At the northern end of Fortrose, turn right down Ness Road, signposted Chanonry Point and a single-track leads to the lighthouse and a shoreline dotted with optimists, staring intently out to sea, searching for dolphins. This is the road that cuts through the Fortrose & Rosemarkie golf course, hallowed undulating turf that has played host to golf since 1793. It is a fine stretch of links with arresting views from tee to green on every hole. For the casual visitor, it is difficult to pick out one special hole; they all are.
It is a reassuring coincidence that while the French Revolution’s Reign of Terror was in full swing, the British were building golf courses. As the French honed their guillotines to slice the gentry, we were commandeering the links to slice golf balls. This significant date is carved into the bank of the 18th tee, fully visible from the clubhouse, and styled in the manner of the Fovant Badges. The club proudly claims to be the fifteenth oldest golf course in the world; it is surprising there are so many which are even older.
From the road, the course appears to occupy a narrow strip of land between the town and the lighthouse but there is ample space on both sides and only the wildest of drives is likely to make contact with passing traffic. The exceptions are the 5th, a short par three at the top of the course that crosses the road, and the slightly daunting 12th & 13th where the narrow fairway is bordered by heavy gorse on the right and the road on the left. At the 13th, my drive crossed the road for a subsequent blind 9-iron over gorse in full bloom, onto the edge of the green. It was one of the few holes I parred on the back nine – my game is much improved by blind faith. The back of the 14th green is denoted by large white painted boulders – a strong hint not to go too long otherwise vehicular contact is more than likely.
The daunting 13th
For all its remarkable vistas, it is the 4th and 5th the top end of the course, nearest the lighthouse, that leave the most enduring impression; a shame, in some respects, that they come so early in the round. The signature hole, the fourth, Lighthouse looks innocuous from the tee to the uninitiated (stroke index 1, par 5 off the whites and a par 4 off the yellows). Those of us, middling golfers, who reach for the driver, seeking distance under all circumstances, will be in for a sad surprise. The marker post may offer an idealised line for the competent but it also coincides with a deep dip in the fairway and some unpleasant rough to the right. I got lucky, landed on an elevated path, took a drop from knee-height, of course, and then found myself with an inviting long pitch to the green. Anything long into the green and you are faced with a knee-trembling downhill putt while anything short is likely to roll off the front and into a severe dip. I threatened the pin, briefly, and then watched in despair as the ball rolled some distance off the green into the aforementioned dip. I was moderately happy to walk off with a six – I am not an ambitious golfer. The lighthouse provides the perfect backdrop throughout – designed by Alan Stevenson, it first came into service in 1846 and adjoins a collection of Egyptian styled keepers cottages.
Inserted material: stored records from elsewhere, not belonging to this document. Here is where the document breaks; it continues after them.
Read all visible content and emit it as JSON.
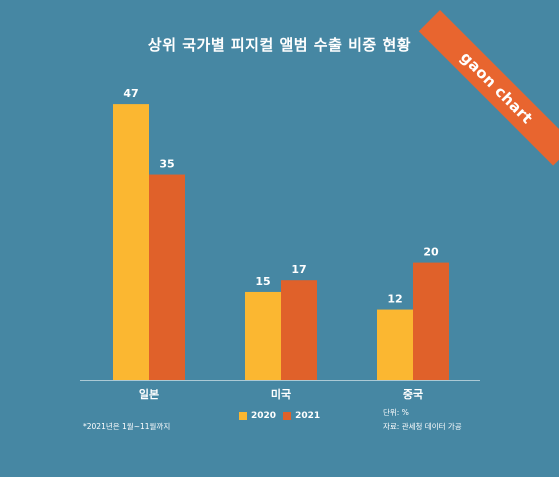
{
  "brand": "gaon chart",
  "colors": {
    "background": "#4687a3",
    "series_2020": "#fbb731",
    "series_2021": "#e0612a",
    "ribbon": "#e8652f",
    "text": "#ffffff"
  },
  "note": "*2021년은 1월~11월까지",
  "unit": "단위: %",
  "source": "자료: 관세청 데이터 가공",
  "chart_data": {
    "type": "bar",
    "title": "상위 국가별 피지컬 앨범 수출 비중 현황",
    "categories": [
      "일본",
      "미국",
      "중국"
    ],
    "series": [
      {
        "name": "2020",
        "values": [
          47,
          15,
          12
        ]
      },
      {
        "name": "2021",
        "values": [
          35,
          17,
          20
        ]
      }
    ],
    "xlabel": "",
    "ylabel": "",
    "ylim": [
      0,
      50
    ],
    "grid": false,
    "legend": "bottom-center",
    "data_labels": true
  }
}
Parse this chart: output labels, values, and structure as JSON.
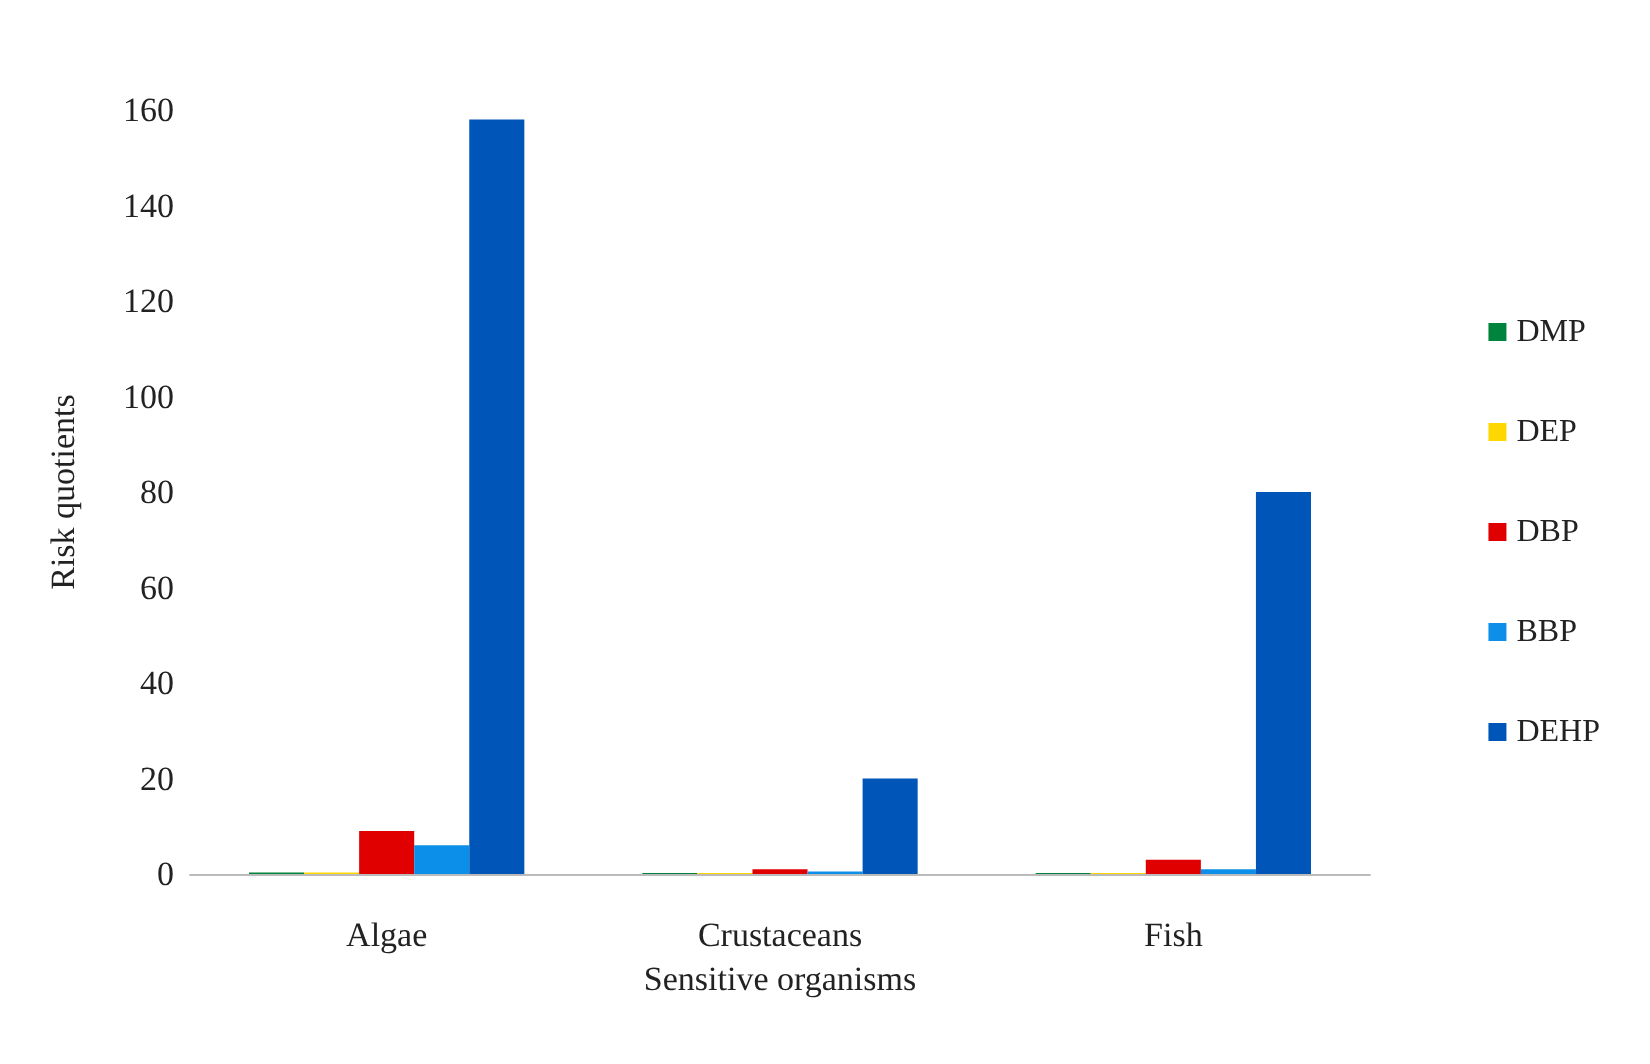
{
  "chart_data": {
    "type": "bar",
    "xlabel": "Sensitive organisms",
    "ylabel": "Risk quotients",
    "categories": [
      "Algae",
      "Crustaceans",
      "Fish"
    ],
    "series": [
      {
        "name": "DMP",
        "color": "#00843d",
        "values": [
          0.3,
          0.2,
          0.2
        ]
      },
      {
        "name": "DEP",
        "color": "#ffd700",
        "values": [
          0.3,
          0.2,
          0.2
        ]
      },
      {
        "name": "DBP",
        "color": "#e00000",
        "values": [
          9,
          1,
          3
        ]
      },
      {
        "name": "BBP",
        "color": "#0b8fe8",
        "values": [
          6,
          0.5,
          1
        ]
      },
      {
        "name": "DEHP",
        "color": "#0055b8",
        "values": [
          158,
          20,
          80
        ]
      }
    ],
    "ylim": [
      0,
      160
    ],
    "yticks": [
      0,
      20,
      40,
      60,
      80,
      100,
      120,
      140,
      160
    ],
    "grid": false,
    "legend": "right"
  }
}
To the right of the 4th green can be seen the tees for the 5th, a short par 3, Icehouse, which crosses the road and any traffic entering or leaving the Chanonry Point car park. The hardest hole on the course is followed by one of the ‘easiest’ at stroke index 17. There is rough almost all the way to the green which cosies up to the road and, at the back, there is the beautiful briny sea. To the left are a collection of buildings which include the Ferry House, once an Inn and home to the ferryman who plied the waters between Chanonry Point and Fort George. A passenger ferry operated until 1953.
The 5th, Icehouse
I found the 5th green in one with a ‘perfectly’ executed pitching wedge – the subsequent 3-putt was not so cleverly executed. Worse things happen – as if to emphasise this point, Undiscovered Scotland tells this salutary tale: In about 1675 the point was where Kenneth Mackenzie or Coinneach Odhar, better known as the Brahan Seer, is said to have met his end. The Brahan Seer is often thought of as a Highland Nostradamus. When asked by Isabella, 3rd Countess of Seaforth, why her husband was late returning home he first prevaricated, but when pressed simply told her that her husband was dallying in Paris with a lady who was more attractive than the Countess herself. Coinneach Odhar’s reward was to be hauled off to Chanonry Point where he was burned to death in a barrel of tar. He overlooked the golden rule of seers, or consultants of any sort: first find out what the client wants to hear. It is difficult to think of a worse outcome – the 4-putt perhaps.